In our work, we undertake to reach out to the sick and elderly of our parish. We also try to assist people in need, both practically and spiritually by offering help and advice on ways of improving their position. A visible sign of our efforts is the taxi service which ensures that our parishioners can attend mass.
In recent years, the Society in general have developed a scheme whereby conferences can assist poor parishes overseas. In this endeavour we play our part by providing financial aid to our twinned conferences, one in India, the other in South Africa.
Contact with our conference can be made either through our Spiritual Director, Mon. Thomas J. Monaghan, parish house. Tel: 0141 639 1073, or by speaking with a member managing the boxes after mass.

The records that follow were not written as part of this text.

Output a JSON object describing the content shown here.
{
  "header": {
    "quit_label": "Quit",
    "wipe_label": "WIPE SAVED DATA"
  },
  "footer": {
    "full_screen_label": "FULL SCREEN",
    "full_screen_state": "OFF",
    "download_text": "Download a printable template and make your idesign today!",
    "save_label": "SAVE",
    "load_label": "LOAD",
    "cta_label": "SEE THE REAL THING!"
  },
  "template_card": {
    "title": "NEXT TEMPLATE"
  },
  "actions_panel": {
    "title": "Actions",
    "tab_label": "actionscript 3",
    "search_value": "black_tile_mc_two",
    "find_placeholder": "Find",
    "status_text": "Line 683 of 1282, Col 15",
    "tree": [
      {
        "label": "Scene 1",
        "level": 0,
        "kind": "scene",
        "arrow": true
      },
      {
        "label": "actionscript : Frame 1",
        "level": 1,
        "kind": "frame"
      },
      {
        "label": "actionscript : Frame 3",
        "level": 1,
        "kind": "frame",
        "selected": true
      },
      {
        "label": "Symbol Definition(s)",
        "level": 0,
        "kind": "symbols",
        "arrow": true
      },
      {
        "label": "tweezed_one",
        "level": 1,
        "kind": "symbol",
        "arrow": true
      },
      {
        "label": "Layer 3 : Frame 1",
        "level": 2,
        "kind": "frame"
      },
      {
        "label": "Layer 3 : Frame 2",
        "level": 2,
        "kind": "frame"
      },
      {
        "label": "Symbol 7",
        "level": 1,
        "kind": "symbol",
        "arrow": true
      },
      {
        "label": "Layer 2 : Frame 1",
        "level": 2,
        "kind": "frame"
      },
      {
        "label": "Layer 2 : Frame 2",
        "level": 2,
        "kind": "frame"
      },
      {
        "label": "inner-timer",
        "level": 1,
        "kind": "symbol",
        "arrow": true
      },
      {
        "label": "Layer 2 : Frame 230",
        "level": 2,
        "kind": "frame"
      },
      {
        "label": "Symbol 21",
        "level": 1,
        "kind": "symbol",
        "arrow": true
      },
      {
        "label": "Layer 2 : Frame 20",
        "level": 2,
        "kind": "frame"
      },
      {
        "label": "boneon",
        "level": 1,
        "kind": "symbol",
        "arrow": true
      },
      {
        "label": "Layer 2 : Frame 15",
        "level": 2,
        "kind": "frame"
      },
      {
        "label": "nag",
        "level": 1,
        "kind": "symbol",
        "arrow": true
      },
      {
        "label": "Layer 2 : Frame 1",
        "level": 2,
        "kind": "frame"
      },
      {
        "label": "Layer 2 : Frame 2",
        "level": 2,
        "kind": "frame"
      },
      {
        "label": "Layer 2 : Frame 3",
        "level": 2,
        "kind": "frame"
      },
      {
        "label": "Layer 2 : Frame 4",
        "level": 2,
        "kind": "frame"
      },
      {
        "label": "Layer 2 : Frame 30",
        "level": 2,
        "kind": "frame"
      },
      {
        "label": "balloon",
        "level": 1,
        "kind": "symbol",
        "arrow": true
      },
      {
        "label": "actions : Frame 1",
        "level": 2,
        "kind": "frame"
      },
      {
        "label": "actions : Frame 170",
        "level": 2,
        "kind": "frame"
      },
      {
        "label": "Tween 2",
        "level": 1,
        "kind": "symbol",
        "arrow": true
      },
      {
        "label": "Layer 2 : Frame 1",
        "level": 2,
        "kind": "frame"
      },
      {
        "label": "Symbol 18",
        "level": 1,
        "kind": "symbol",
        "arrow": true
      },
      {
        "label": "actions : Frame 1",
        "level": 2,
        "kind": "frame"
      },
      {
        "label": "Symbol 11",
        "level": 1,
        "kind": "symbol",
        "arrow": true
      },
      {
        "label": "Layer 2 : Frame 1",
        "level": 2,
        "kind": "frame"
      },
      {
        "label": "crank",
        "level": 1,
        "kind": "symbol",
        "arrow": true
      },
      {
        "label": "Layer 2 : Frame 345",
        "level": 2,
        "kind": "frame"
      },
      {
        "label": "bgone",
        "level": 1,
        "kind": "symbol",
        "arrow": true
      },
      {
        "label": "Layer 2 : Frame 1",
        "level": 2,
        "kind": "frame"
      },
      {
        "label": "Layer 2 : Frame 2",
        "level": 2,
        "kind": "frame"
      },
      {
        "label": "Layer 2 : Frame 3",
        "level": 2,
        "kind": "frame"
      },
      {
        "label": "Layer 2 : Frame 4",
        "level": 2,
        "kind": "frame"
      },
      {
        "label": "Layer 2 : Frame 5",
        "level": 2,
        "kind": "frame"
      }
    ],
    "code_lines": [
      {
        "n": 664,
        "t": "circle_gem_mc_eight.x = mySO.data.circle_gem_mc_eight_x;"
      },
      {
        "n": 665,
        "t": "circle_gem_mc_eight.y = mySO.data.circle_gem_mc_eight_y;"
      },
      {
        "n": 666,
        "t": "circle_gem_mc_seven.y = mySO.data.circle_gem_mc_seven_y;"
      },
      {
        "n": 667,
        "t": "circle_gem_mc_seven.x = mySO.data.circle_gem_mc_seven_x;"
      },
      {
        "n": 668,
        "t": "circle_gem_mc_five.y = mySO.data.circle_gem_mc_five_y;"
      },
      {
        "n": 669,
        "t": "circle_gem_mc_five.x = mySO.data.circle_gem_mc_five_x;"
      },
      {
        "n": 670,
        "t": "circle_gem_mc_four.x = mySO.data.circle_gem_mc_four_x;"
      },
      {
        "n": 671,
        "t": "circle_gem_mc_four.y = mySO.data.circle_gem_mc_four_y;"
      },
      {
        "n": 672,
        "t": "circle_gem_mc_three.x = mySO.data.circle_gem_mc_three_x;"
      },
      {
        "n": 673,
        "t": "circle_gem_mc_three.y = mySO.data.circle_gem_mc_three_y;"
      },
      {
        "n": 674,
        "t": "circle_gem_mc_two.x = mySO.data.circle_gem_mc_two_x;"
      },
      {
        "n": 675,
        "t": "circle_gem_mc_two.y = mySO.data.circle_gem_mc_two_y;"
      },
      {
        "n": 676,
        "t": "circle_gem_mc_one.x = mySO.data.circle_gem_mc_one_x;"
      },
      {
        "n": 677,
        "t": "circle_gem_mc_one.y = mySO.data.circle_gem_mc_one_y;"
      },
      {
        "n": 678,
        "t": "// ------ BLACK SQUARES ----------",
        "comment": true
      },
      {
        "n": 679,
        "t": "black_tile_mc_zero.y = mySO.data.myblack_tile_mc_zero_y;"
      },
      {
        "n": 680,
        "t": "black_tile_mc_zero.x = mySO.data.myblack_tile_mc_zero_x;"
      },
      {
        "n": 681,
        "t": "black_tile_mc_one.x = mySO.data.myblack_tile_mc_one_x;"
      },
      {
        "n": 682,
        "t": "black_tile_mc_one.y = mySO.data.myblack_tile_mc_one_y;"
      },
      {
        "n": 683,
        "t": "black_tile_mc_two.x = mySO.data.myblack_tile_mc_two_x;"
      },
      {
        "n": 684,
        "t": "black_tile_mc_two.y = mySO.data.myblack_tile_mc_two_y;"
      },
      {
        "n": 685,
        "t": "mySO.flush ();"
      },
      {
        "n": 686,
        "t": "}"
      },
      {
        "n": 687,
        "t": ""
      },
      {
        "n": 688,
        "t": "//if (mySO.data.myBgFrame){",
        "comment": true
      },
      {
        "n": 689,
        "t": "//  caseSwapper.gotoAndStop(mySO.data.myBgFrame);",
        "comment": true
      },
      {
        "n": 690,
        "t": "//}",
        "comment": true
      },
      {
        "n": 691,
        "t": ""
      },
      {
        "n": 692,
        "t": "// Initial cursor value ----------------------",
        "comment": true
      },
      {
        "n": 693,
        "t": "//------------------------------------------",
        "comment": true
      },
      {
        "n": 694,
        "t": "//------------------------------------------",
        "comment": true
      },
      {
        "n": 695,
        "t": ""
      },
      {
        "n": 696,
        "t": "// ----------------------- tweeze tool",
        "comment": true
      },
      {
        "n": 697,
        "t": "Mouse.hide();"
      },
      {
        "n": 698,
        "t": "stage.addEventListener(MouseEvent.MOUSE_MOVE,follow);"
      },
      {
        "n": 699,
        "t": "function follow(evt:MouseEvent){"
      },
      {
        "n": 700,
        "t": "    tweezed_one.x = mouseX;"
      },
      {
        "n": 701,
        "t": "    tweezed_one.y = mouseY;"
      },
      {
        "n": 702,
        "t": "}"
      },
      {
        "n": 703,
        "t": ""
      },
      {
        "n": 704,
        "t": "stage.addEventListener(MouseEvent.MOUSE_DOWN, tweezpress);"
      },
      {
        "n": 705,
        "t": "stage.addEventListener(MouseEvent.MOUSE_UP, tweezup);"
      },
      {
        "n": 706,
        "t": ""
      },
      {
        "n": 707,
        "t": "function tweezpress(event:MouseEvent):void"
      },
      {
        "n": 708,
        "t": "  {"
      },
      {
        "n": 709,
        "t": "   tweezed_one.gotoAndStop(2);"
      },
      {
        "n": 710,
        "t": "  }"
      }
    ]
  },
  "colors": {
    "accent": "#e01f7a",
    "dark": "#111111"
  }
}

email: firstname.lastname@example.org OR email@example.com
Finally, we welcome potential new members who have an interest in aiding our efforts to serve the parish. We meet in the church hall at 7.30pm on the first and third Tuesday of the month.
Statements of Accounts 2012-2017 are available on request.
Records of relief and visits are also available on request.
The Society of St Vincent de Paul, or SSVP, is a worldwide confederation of national charities with about 750,000 members. Membership is open to men and women, young and old.
The Society was started by a young student in 1833 in post-revolutionary Paris, during a time of great poverty and social upheaval. A group of Catholic students at the Sorbonne University were challenged to show their Christian faith in action. Led by 20-year old Frederic Ozanam, they formed a small group, called the “Conference of Charity” and began to offer their time and resources to address the suffering of the poor around them. These first members were mostly in their early 20’s, except for one, a 40-year old journalist, who offered them a place to meet at his office.
In the early days, they were greatly helped by Sister Rosalie Rendu, a Daughter of Charity, from the congregation of Sisters founded by St Vincent de Paul in the 17th century. With her local knowledge, she brought the members of the new group into contact with the poor of Paris. Frederic and his friend chose St Vincent, well-known for his work with the poor, as the patron of their Society.
The SSVP reached Scotland in 1845 and has spread all over the world. Groups today are still known as “Conferences.” Now, there are around 300 ‘conferences’ across Scotland, with approximately 2100 members. The SSVP asks that members accept fully the Christian ethos of the SSVP, and are committed to express their love of God through personal service to their neighbour. They respect religious liberty and values of all people and offer help to anyone in need. The SSVP operates in branches, called Conferences, based on local parishes, schools and universities. They meet regularly to review their work as well as allocating future work in a spirit of prayer and mutual support. The work of a Conference is usually concentrated on local visiting, however other activities may include “special works”, which serve people in a wider area, or give more specialised help in a certain aspect of the work.
In Scotland, their 2100 voluntary members make about 140,000 visits each year. The distinctive feature of the SSVP is person to person contact. This is a fundamental part of the SSVP ethos, and so they do not make donations to any work in which members are not personally involved. Where appropriate they offer material or financial assistance to help those in need to overcome crises and develop longer-term solutions to their problems.